No son pocos los críticos que otorgan a Lee, el realizador de 61 años nacido en Atlanta pero criado en Brooklyn, la condición de gran cineasta. Yo no soy uno de ellos. Me convencen pocos títulos de su filmografía abundante. En el asunto tiene mucho que ver la legítima y comprensible postura combativa de Lee en asuntos de discriminación racial de la que han sido víctimas muchos norteamericanos de raza negra.

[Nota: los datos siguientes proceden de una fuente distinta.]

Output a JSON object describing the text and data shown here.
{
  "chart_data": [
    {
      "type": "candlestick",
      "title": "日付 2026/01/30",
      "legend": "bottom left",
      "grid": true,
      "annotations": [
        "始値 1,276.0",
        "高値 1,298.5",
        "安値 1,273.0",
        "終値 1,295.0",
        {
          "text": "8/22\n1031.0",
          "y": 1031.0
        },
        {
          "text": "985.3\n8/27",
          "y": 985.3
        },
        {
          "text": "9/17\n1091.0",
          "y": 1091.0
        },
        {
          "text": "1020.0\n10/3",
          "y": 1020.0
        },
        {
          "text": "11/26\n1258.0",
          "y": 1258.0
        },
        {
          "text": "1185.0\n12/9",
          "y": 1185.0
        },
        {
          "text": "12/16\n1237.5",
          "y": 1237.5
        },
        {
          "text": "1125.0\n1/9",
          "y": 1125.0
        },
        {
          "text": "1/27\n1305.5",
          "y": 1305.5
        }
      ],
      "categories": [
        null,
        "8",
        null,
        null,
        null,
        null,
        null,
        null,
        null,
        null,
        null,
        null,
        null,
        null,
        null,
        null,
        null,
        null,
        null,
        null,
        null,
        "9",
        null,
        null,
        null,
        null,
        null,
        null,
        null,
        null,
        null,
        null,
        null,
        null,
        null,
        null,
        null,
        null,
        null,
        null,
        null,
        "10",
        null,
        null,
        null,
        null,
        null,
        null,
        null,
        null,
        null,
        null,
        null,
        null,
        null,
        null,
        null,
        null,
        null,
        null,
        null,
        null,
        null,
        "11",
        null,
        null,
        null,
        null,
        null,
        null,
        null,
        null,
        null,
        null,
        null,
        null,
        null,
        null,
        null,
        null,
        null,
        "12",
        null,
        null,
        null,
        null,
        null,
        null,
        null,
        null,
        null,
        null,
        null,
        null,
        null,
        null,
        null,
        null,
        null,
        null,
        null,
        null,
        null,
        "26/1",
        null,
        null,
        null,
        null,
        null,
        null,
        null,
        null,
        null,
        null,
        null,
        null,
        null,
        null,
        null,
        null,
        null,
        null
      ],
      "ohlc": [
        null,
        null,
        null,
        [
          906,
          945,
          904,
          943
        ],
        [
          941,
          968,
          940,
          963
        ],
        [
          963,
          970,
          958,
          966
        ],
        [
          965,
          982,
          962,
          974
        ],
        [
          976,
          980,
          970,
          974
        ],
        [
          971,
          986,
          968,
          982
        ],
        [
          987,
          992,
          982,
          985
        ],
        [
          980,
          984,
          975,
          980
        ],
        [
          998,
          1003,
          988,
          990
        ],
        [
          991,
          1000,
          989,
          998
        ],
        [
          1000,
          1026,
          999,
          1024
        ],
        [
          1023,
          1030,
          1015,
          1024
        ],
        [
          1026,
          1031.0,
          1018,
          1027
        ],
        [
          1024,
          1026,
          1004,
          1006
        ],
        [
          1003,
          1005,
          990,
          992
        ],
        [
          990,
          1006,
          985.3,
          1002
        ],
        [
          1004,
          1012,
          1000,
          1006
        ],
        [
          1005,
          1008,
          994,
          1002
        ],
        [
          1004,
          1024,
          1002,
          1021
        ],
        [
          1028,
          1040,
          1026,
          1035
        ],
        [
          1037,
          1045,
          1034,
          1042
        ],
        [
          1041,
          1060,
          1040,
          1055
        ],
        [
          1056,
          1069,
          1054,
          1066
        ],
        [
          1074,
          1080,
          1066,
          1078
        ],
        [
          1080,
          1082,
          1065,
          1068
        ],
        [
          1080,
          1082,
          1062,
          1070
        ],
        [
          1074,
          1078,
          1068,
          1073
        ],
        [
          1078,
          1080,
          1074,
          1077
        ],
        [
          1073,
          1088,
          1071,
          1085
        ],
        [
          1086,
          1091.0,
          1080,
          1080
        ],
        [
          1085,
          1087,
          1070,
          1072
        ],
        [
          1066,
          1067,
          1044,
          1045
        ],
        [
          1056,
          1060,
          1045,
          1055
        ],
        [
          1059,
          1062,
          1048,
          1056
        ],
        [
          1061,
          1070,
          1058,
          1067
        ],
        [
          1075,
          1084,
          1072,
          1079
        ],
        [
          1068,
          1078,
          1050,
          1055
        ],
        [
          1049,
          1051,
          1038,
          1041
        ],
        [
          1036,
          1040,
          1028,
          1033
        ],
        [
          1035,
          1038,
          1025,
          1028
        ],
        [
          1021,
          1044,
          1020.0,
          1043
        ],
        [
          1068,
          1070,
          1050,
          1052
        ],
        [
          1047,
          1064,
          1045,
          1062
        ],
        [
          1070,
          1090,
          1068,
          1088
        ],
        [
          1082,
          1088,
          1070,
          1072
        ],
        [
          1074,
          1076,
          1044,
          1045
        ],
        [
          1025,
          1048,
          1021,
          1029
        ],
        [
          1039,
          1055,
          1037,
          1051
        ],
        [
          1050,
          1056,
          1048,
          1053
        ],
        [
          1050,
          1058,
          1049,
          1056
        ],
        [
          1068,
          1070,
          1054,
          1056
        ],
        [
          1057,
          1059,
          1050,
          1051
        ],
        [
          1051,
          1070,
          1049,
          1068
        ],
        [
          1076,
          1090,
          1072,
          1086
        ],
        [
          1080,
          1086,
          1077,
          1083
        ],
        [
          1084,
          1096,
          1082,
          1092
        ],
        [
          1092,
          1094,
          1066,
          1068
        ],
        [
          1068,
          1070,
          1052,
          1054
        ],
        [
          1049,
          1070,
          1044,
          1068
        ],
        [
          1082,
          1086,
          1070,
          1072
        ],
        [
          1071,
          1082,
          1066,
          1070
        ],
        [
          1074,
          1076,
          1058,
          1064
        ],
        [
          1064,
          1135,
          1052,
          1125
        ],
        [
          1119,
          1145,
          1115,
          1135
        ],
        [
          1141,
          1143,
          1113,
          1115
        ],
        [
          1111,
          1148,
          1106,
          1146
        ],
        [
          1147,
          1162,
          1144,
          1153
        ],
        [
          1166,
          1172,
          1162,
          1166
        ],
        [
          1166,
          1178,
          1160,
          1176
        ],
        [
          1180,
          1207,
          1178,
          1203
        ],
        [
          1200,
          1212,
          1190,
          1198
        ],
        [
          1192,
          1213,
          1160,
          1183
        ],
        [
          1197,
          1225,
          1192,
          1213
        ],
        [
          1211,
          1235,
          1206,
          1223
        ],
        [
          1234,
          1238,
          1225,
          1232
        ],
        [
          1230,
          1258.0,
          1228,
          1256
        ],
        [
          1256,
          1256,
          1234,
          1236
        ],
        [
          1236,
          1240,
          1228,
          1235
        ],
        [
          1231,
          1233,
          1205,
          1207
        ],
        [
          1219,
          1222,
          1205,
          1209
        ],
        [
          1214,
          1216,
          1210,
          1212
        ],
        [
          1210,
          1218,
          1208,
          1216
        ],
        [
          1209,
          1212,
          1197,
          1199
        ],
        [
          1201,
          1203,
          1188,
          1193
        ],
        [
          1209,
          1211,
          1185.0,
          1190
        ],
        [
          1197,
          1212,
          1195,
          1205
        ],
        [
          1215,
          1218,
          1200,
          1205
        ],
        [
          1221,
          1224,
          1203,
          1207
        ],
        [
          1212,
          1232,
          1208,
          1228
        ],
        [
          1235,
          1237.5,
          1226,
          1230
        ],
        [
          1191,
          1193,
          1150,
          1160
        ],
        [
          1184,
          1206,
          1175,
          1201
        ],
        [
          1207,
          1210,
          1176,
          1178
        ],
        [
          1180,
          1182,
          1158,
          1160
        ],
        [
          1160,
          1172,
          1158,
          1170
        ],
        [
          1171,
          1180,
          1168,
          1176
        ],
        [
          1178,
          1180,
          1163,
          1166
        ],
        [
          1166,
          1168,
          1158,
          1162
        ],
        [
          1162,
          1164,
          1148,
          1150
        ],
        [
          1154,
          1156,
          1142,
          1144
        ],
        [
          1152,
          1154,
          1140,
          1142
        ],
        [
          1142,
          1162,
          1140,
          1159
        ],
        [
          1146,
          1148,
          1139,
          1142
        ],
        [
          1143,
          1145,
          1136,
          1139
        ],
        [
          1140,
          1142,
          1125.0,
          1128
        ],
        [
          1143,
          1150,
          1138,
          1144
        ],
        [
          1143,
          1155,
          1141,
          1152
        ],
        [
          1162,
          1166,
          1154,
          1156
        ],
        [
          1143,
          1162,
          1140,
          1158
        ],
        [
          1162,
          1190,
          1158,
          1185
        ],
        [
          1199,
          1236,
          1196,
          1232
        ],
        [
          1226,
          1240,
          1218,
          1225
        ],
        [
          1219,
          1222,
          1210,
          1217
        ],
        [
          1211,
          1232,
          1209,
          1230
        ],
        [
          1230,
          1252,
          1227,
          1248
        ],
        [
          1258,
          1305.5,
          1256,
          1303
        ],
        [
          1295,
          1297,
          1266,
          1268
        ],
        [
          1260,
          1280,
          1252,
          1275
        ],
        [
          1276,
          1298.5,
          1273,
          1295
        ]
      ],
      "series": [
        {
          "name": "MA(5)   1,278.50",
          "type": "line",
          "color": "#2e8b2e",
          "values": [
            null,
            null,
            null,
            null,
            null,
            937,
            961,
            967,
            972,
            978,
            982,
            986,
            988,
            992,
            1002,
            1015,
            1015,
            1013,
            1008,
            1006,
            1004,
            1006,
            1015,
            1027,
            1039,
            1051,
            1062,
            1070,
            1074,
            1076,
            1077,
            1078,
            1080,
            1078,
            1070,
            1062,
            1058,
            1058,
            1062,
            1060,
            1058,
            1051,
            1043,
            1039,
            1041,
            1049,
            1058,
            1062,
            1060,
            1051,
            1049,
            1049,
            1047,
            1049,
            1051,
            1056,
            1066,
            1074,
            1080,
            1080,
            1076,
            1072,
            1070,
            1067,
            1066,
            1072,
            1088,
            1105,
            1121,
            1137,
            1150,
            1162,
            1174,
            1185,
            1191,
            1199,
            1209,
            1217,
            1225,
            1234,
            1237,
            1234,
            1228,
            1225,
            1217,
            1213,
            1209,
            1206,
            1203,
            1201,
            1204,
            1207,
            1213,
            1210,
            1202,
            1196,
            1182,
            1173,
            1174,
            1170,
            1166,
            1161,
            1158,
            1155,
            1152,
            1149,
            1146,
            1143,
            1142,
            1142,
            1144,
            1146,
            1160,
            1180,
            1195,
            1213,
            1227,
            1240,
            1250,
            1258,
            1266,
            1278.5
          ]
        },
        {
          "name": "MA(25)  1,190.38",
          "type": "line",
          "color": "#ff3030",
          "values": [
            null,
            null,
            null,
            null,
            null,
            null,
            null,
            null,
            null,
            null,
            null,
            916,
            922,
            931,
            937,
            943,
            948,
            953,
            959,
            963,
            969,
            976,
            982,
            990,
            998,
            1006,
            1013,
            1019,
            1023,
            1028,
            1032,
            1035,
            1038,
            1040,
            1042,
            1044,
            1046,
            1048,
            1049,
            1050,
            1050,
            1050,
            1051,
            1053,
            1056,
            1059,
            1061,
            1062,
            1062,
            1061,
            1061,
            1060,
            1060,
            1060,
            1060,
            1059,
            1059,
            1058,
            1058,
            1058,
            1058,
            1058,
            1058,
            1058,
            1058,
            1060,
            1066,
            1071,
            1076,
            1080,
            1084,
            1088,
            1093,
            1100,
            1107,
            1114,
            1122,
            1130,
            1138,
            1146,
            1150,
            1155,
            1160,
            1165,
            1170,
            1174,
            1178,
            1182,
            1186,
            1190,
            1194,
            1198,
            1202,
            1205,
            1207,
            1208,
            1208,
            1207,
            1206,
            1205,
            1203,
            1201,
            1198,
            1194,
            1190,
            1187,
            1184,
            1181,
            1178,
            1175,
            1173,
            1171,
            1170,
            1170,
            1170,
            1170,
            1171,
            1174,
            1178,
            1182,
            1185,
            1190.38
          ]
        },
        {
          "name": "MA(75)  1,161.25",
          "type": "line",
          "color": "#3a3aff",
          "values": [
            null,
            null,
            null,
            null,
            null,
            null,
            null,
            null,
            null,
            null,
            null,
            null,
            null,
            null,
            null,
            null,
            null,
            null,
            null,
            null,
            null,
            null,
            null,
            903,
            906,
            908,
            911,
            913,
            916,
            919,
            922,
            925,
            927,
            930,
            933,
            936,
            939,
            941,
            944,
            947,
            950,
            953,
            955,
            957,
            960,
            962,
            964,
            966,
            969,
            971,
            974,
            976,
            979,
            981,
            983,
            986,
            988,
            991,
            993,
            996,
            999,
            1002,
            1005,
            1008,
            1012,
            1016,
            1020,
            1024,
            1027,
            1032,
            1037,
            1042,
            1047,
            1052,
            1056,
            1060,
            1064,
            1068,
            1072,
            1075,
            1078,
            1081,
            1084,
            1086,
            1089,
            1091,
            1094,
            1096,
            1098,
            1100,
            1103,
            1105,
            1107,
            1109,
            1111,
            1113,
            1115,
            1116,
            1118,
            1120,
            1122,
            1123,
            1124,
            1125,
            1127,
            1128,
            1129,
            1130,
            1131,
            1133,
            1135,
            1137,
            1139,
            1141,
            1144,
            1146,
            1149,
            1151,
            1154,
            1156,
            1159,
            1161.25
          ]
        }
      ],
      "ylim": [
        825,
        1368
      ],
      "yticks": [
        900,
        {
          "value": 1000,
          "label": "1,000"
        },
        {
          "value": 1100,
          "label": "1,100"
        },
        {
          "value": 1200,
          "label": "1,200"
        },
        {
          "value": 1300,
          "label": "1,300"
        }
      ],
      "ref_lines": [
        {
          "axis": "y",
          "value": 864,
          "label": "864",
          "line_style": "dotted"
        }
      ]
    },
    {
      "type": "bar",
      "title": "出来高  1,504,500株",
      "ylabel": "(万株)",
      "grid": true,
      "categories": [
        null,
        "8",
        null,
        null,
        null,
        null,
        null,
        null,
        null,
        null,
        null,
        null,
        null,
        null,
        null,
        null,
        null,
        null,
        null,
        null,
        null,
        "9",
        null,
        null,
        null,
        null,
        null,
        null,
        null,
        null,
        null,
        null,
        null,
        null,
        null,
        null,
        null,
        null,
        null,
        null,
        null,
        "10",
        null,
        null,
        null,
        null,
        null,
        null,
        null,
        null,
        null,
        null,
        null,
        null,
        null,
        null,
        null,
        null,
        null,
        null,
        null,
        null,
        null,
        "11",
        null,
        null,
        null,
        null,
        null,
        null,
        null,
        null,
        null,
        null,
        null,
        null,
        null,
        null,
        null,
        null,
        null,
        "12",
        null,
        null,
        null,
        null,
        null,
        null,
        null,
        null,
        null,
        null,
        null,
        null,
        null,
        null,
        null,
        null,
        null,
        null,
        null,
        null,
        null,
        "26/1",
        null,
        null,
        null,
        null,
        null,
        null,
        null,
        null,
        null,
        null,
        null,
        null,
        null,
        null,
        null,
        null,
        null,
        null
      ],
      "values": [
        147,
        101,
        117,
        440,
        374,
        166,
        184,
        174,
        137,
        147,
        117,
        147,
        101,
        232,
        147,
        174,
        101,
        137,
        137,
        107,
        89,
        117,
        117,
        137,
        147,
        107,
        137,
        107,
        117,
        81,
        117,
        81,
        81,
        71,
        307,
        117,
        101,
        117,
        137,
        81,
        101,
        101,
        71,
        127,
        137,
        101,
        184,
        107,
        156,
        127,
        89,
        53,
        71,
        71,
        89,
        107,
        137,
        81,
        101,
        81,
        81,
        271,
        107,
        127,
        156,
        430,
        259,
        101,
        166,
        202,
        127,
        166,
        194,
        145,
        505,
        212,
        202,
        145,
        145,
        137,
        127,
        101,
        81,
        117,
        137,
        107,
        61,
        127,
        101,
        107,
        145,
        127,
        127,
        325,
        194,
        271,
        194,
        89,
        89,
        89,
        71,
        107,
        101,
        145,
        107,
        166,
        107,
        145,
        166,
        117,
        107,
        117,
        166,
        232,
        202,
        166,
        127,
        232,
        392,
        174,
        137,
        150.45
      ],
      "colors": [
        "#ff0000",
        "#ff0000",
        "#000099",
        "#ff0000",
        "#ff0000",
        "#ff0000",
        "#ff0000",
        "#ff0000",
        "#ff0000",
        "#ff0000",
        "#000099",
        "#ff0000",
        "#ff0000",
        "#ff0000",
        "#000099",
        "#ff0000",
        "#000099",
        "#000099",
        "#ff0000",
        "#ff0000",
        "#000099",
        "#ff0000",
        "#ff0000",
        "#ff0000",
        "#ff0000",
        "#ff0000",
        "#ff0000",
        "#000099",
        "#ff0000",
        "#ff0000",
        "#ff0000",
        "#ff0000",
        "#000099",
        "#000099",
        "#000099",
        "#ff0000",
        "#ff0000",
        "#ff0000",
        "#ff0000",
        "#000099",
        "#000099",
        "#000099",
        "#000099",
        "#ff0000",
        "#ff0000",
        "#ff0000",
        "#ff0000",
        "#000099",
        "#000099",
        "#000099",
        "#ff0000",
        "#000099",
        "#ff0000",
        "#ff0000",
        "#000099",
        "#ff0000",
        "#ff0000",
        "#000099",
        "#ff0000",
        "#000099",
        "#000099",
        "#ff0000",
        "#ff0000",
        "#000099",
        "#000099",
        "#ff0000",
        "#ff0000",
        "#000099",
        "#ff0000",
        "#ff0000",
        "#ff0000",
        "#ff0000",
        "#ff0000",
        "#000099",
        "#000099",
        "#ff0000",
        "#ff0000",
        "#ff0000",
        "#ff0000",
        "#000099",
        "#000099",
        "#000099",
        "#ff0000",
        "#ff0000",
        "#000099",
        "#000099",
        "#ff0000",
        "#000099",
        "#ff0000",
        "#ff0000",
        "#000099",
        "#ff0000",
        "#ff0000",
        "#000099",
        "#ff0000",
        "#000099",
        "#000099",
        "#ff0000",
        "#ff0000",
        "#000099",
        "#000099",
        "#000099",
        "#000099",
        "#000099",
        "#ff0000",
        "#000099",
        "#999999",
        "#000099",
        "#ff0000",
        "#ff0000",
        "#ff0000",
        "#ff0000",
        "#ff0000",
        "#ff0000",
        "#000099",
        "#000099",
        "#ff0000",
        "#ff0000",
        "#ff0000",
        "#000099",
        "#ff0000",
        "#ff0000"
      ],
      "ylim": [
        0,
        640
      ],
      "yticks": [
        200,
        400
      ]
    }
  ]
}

En esta película, Premio Especial del Jurado en el pasado Festival de Cannes, Lee evita las peroratas didácticas y el formato fílmico “cóctel molotov” y adopta un tono displicente-socarrón muy logrado para contar una buena historia. Se basa en un libro de memorias de Ron Stallworth, primer policía negro de Colorado Springs.
En los años setenta, en un momento álgido de la lucha por los derechos civiles, Stallworth (muy bien interpretado por John David Washington, hijo de Denzel, actor de cabecera de Lee) trabaja con entrega y determinación para hacer bien su trabajo, sufriendo humillaciones y desaires de algunos compañeros. Incluso acepta investigar posibles conductas violentas en movimientos que defienden los derechos de las personas de su raza.
Cuando Stallworth decide, por su cuenta, llamar por teléfono a un supremacista haciéndose pasar por racista, recibe una invitación para contactar personalmente. Y claro, eso le obliga a pedir ayuda a un compañero detective de color blanco, Flip Zimmerman (otro gran trabajo de Adam Driver).
El retrato de los ambientes del Ku Klux Klan es inteligente: tipos fanatizados, patanes sin cultura, odiadores profesionales. Aunque la película tiene un metraje abrumador, se sigue con interés y el ritmo no decae. La coda final es un recordatorio en formato documental de que el fanatismo sigue vivo.